There is a way to improve the public health and that is by making people responsible for their individual health choices, making them more responsible for their own health. That must be the focus of good and effective government policy. The criticism I have of this legislation is not that I am pro smoking and want to see smoking everywhere in Australia today. It is that there is no evidence based policy that suggests that this will have an impact on the rates of smoking, yet that is the reason stated in the objective of this bill. There is no argument credibly advanced by those opposite that this is the approach that will stop smoking.

There are ways of stopping smoking in Australia today, but of course this is the misnomer of Australian politics in this sort of question—the government is addicted to the revenue. The government wants this revenue and it cannot say no to it. That is the hideous position we are in in passing a law removing the intellectual property rights of corporations in this country, legal corporations providing legal products: because we cannot live with a situation where the government takes the revenue and will not do anything about a product that the health minister herself says is killing people.

I will also say in the final minute that I have that I reject this approach to law.

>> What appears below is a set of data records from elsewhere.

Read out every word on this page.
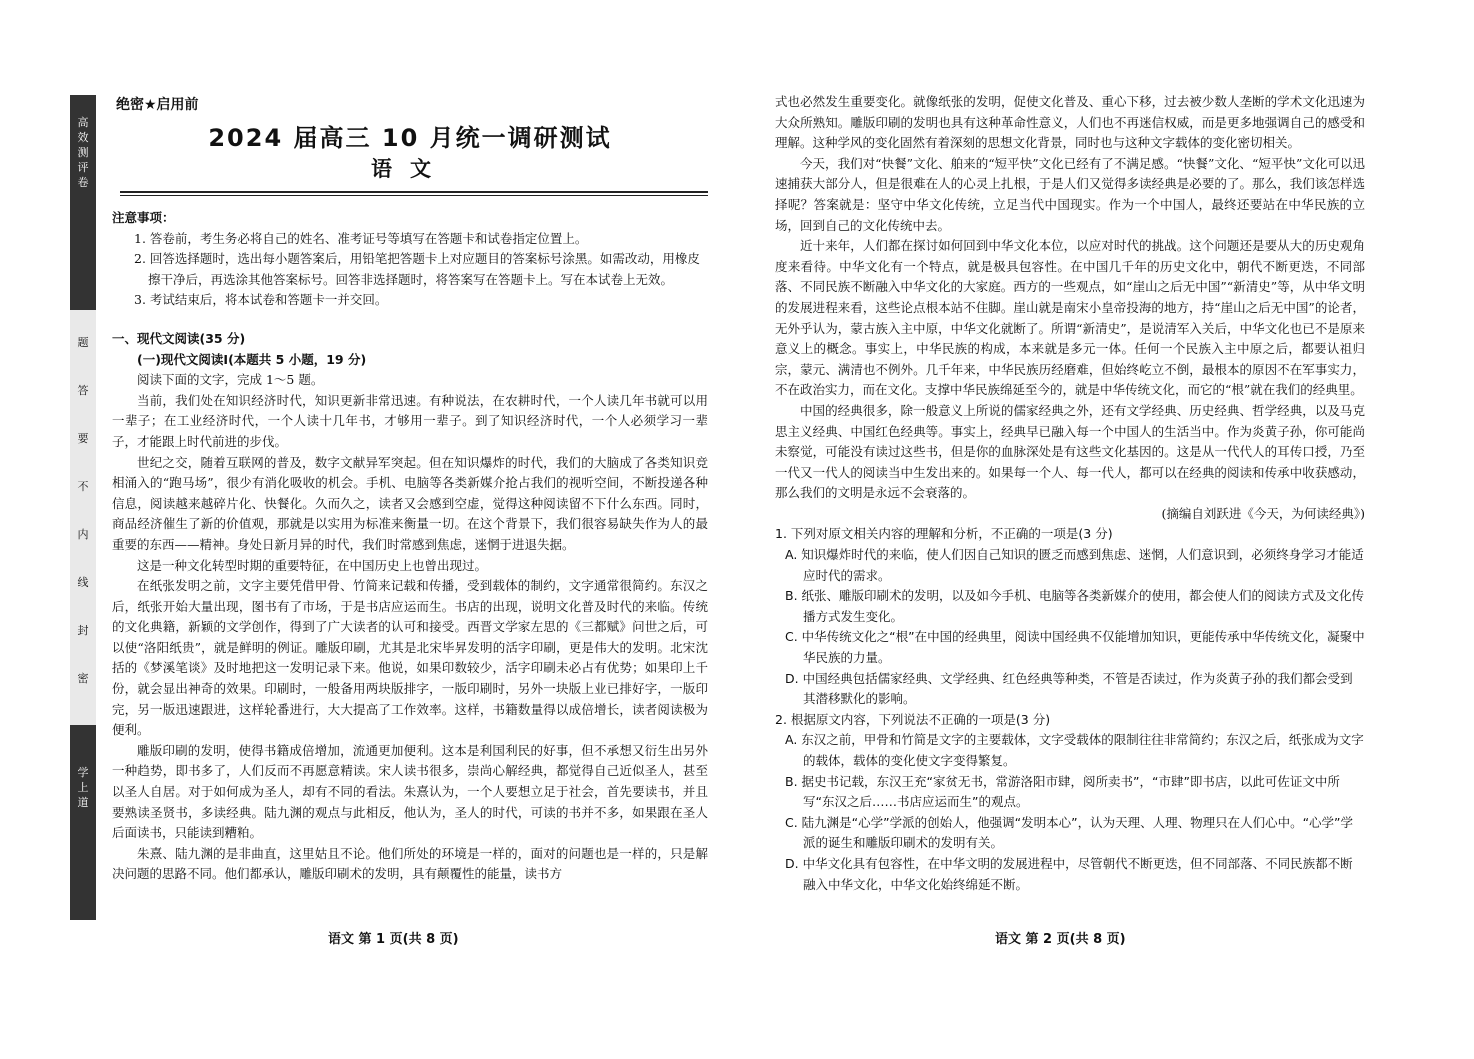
高效测评卷
题
答
要
不
内
线
封
密
学上道
绝密★启用前
2024 届高三 10 月统一调研测试
语文
注意事项：
1. 答卷前，考生务必将自己的姓名、准考证号等填写在答题卡和试卷指定位置上。
2. 回答选择题时，选出每小题答案后，用铅笔把答题卡上对应题目的答案标号涂黑。如需改动，用橡皮擦干净后，再选涂其他答案标号。回答非选择题时，将答案写在答题卡上。写在本试卷上无效。
3. 考试结束后，将本试卷和答题卡一并交回。
一、现代文阅读(35 分)
(一)现代文阅读Ⅰ(本题共 5 小题，19 分)

阅读下面的文字，完成 1～5 题。

当前，我们处在知识经济时代，知识更新非常迅速。有种说法，在农耕时代，一个人读几年书就可以用一辈子；在工业经济时代，一个人读十几年书，才够用一辈子。到了知识经济时代，一个人必须学习一辈子，才能跟上时代前进的步伐。

世纪之交，随着互联网的普及，数字文献异军突起。但在知识爆炸的时代，我们的大脑成了各类知识竞相涌入的“跑马场”，很少有消化吸收的机会。手机、电脑等各类新媒介抢占我们的视听空间，不断投递各种信息，阅读越来越碎片化、快餐化。久而久之，读者又会感到空虚，觉得这种阅读留不下什么东西。同时，商品经济催生了新的价值观，那就是以实用为标准来衡量一切。在这个背景下，我们很容易缺失作为人的最重要的东西——精神。身处日新月异的时代，我们时常感到焦虑，迷惘于进退失据。

这是一种文化转型时期的重要特征，在中国历史上也曾出现过。

在纸张发明之前，文字主要凭借甲骨、竹简来记载和传播，受到载体的制约，文字通常很简约。东汉之后，纸张开始大量出现，图书有了市场，于是书店应运而生。书店的出现，说明文化普及时代的来临。传统的文化典籍，新颖的文学创作，得到了广大读者的认可和接受。西晋文学家左思的《三都赋》问世之后，可以使“洛阳纸贵”，就是鲜明的例证。雕版印刷，尤其是北宋毕昇发明的活字印刷，更是伟大的发明。北宋沈括的《梦溪笔谈》及时地把这一发明记录下来。他说，如果印数较少，活字印刷未必占有优势；如果印上千份，就会显出神奇的效果。印刷时，一般备用两块版排字，一版印刷时，另外一块版上业已排好字，一版印完，另一版迅速跟进，这样轮番进行，大大提高了工作效率。这样，书籍数量得以成倍增长，读者阅读极为便利。

雕版印刷的发明，使得书籍成倍增加，流通更加便利。这本是利国利民的好事，但不承想又衍生出另外一种趋势，即书多了，人们反而不再愿意精读。宋人读书很多，崇尚心解经典，都觉得自己近似圣人，甚至以圣人自居。对于如何成为圣人，却有不同的看法。朱熹认为，一个人要想立足于社会，首先要读书，并且要熟读圣贤书，多读经典。陆九渊的观点与此相反，他认为，圣人的时代，可读的书并不多，如果跟在圣人后面读书，只能读到糟粕。

朱熹、陆九渊的是非曲直，这里姑且不论。他们所处的环境是一样的，面对的问题也是一样的，只是解决问题的思路不同。他们都承认，雕版印刷术的发明，具有颠覆性的能量，读书方

语文 第 1 页(共 8 页)

式也必然发生重要变化。就像纸张的发明，促使文化普及、重心下移，过去被少数人垄断的学术文化迅速为大众所熟知。雕版印刷的发明也具有这种革命性意义，人们也不再迷信权威，而是更多地强调自己的感受和理解。这种学风的变化固然有着深刻的思想文化背景，同时也与这种文字载体的变化密切相关。

今天，我们对“快餐”文化、舶来的“短平快”文化已经有了不满足感。“快餐”文化、“短平快”文化可以迅速捕获大部分人，但是很难在人的心灵上扎根，于是人们又觉得多读经典是必要的了。那么，我们该怎样选择呢？答案就是：坚守中华文化传统，立足当代中国现实。作为一个中国人，最终还要站在中华民族的立场，回到自己的文化传统中去。

近十来年，人们都在探讨如何回到中华文化本位，以应对时代的挑战。这个问题还是要从大的历史观角度来看待。中华文化有一个特点，就是极具包容性。在中国几千年的历史文化中，朝代不断更迭，不同部落、不同民族不断融入中华文化的大家庭。西方的一些观点，如“崖山之后无中国”“新清史”等，从中华文明的发展进程来看，这些论点根本站不住脚。崖山就是南宋小皇帝投海的地方，持“崖山之后无中国”的论者，无外乎认为，蒙古族入主中原，中华文化就断了。所谓“新清史”，是说清军入关后，中华文化也已不是原来意义上的概念。事实上，中华民族的构成，本来就是多元一体。任何一个民族入主中原之后，都要认祖归宗，蒙元、满清也不例外。几千年来，中华民族历经磨难，但始终屹立不倒，最根本的原因不在军事实力，不在政治实力，而在文化。支撑中华民族绵延至今的，就是中华传统文化，而它的“根”就在我们的经典里。

中国的经典很多，除一般意义上所说的儒家经典之外，还有文学经典、历史经典、哲学经典，以及马克思主义经典、中国红色经典等。事实上，经典早已融入每一个中国人的生活当中。作为炎黄子孙，你可能尚未察觉，可能没有读过这些书，但是你的血脉深处是有这些文化基因的。这是从一代代人的耳传口授，乃至一代又一代人的阅读当中生发出来的。如果每一个人、每一代人，都可以在经典的阅读和传承中收获感动，那么我们的文明是永远不会衰落的。

(摘编自刘跃进《今天，为何读经典》)

1. 下列对原文相关内容的理解和分析，不正确的一项是(3 分)
A. 知识爆炸时代的来临，使人们因自己知识的匮乏而感到焦虑、迷惘，人们意识到，必须终身学习才能适应时代的需求。
B. 纸张、雕版印刷术的发明，以及如今手机、电脑等各类新媒介的使用，都会使人们的阅读方式及文化传播方式发生变化。
C. 中华传统文化之“根”在中国的经典里，阅读中国经典不仅能增加知识，更能传承中华传统文化，凝聚中华民族的力量。
D. 中国经典包括儒家经典、文学经典、红色经典等种类，不管是否读过，作为炎黄子孙的我们都会受到其潜移默化的影响。
2. 根据原文内容，下列说法不正确的一项是(3 分)
A. 东汉之前，甲骨和竹简是文字的主要载体，文字受载体的限制往往非常简约；东汉之后，纸张成为文字的载体，载体的变化使文字变得繁复。
B. 据史书记载，东汉王充“家贫无书，常游洛阳市肆，阅所卖书”，“市肆”即书店，以此可佐证文中所写“东汉之后……书店应运而生”的观点。
C. 陆九渊是“心学”学派的创始人，他强调“发明本心”，认为天理、人理、物理只在人们心中。“心学”学派的诞生和雕版印刷术的发明有关。
D. 中华文化具有包容性，在中华文明的发展进程中，尽管朝代不断更迭，但不同部落、不同民族都不断融入中华文化，中华文化始终绵延不断。
语文 第 2 页(共 8 页)
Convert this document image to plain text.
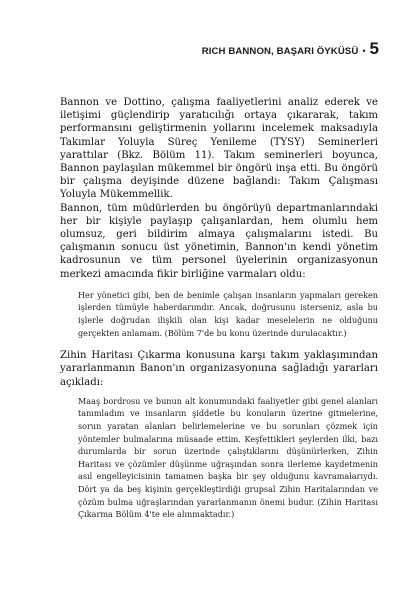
RICH BANNON, BAŞARI ÖYKÜSÜ • 5

Bannon ve Dottino, çalışma faaliyetlerini analiz ederek ve iletişimi güçlendirip yaratıcılığı ortaya çıkararak, takım performansını geliştirmenin yollarını incelemek maksadıyla Takımlar Yoluyla Süreç Yenileme (TYSY) Seminerleri yarattılar (Bkz. Bölüm 11). Takım seminerleri boyunca, Bannon paylaşılan mükemmel bir öngörü inşa etti. Bu öngörü bir çalışma deyişinde düzene bağlandı: Takım Çalışması Yoluyla Mükemmellik.

Bannon, tüm müdürlerden bu öngörüyü departmanlarındaki her bir kişiyle paylaşıp çalışanlardan, hem olumlu hem olumsuz, geri bildirim almaya çalışmalarını istedi. Bu çalışmanın sonucu üst yönetimin, Bannon'ın kendi yönetim kadrosunun ve tüm personel üyelerinin organizasyonun merkezi amacında fikir birliğine varmaları oldu:

Her yönetici gibi, ben de benimle çalışan insanların yapmaları gereken işlerden tümüyle haberdarımdır. Ancak, doğrusunu isterseniz, asla bu işlerle doğrudan ilişkili olan kişi kadar meselelerin ne olduğunu gerçekten anlamam. (Bölüm 7'de bu konu üzerinde durulacaktır.)

Zihin Haritası Çıkarma konusuna karşı takım yaklaşımından yararlanmanın Banon'ın organizasyonuna sağladığı yararları açıkladı:

Maaş bordrosu ve bunun alt konumundaki faaliyetler gibi genel alanları tanımladım ve insanların şiddetle bu konuların üzerine gitmelerine, sorun yaratan alanları belirlemelerine ve bu sorunları çözmek için yöntemler bulmalarına müsaade ettim. Keşfettikleri şeylerden ilki, bazı durumlarda bir sorun üzerinde çalıştıklarını düşünürlerken, Zihin Haritası ve çözümler düşünme uğraşından sonra ilerleme kaydetmenin asıl engelleyicisinin tamamen başka bir şey olduğunu kavramalarıydı. Dört ya da beş kişinin gerçekleştirdiği grupsal Zihin Haritalarından ve çözüm bulma uğraşlarından yararlanmanın önemi budur. (Zihin Haritası Çıkarma Bölüm 4'te ele alınmaktadır.)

I think it is poor. I think that it will lead to more unintended consequences for small retailers, and small businesses all over the country will suffer as a result. It will not have a great impact on smoking at all. It now threatens to undermine one of the key tenets of the rule of law in our society today, and that is property rights. Without property rights, there is no law—that is a famous quote—and if we attack intellectual property rights in a way that is not justified, and I do not believe it is justified under this legislation, we are undermining the rule of law in our country today and in a way, I think, that will not produce better health outcomes for Australians. So why are we doing it?